Read through the following extract and reflect on the questions asked:

The price elasticity of demand is defined as “the percentage change in the quantity demanded divided by the corresponding percentage change in its price” (Begg 2000). The application of this theory to the retail fuel industry proposes that an increase in the fuel price leads to a reduction in the demand for fuel. Considerable research has attempted to identify factors that influence fuel demand, as well as to provide insights into the sensitivity of consumer demand to fuel prices changes (Espey 1996). Fuel price has been identified as one of the key variables affecting the demand for fuel (Graham & Glaister 2002). However, South African consumers have indicated a relatively inelastic short-term demand for fuel because of a lack of alternative transport systems. It could be expected, however, that higher levels of elasticity could be achieved through a combination of a reduction in the use of vehicles, lift clubs, the use of public transport, better driving techniques, more regular servicing of vehicles and a shift to more fuel-efficient vehicles in the longer term (TDM Encyclopedia 2005a; 2005b).
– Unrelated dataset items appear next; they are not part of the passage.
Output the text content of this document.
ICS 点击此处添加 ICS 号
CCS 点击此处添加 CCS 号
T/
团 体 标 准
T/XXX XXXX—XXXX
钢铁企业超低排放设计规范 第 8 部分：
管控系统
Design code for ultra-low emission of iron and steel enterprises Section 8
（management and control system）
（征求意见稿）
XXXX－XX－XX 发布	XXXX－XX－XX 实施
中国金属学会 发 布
In this regard, Graham and Glaister (2002) also highlight the impact of a better infrastructure and a functional public transport system on fuel demand.

Graham and Glaister (2002) performed an extensive international survey on the response of motorists to fuel price changes that indicated a fairly narrow range for short-term price elasticity and a bigger range for long-term price elasticity. This research concluded that, in general, international short-term price elasticity ranged between –0,10 and –0,3 and long-term price elasticity between –0,6 and –0,8. The price elasticity of gasoline in the USA, for instance, was estimated to be –0,15 in the short run and –0,6 in the long run (Bailly 1999). In South Africa, the Bureau for Economic Research (2003) estimated that the short- and long-term price elasticity of demand for petrol ranged between –0,21 and –0,51, respectively. All of these results indicate short-term inelastic conditions that become more responsive over time.

In this regard, short-term inelasticity with respect to petrol in South Africa is illustrated by a 17% increase in the petrol price in 2005, which only resulted in a 0,2% drop in sales …

Source:  Sartorius,  K., Eitzen, C  & Hart, J. 2007. An examination of the variables influencing the fuel retail industry.  Retrieved from

Questions for reflection

  1. Are South African consumers sensitive or insensitive to a change in the price of fuel?
  2. What do South African consumers do if the price of fuel increases?
  3. Why is it not possible for South African consumers to adjust their use of fuel in the short run?
  4. What happens to the revenue of fuel supplier if the price of fuel increases and what happens to their revenue if the price of fuel decreases?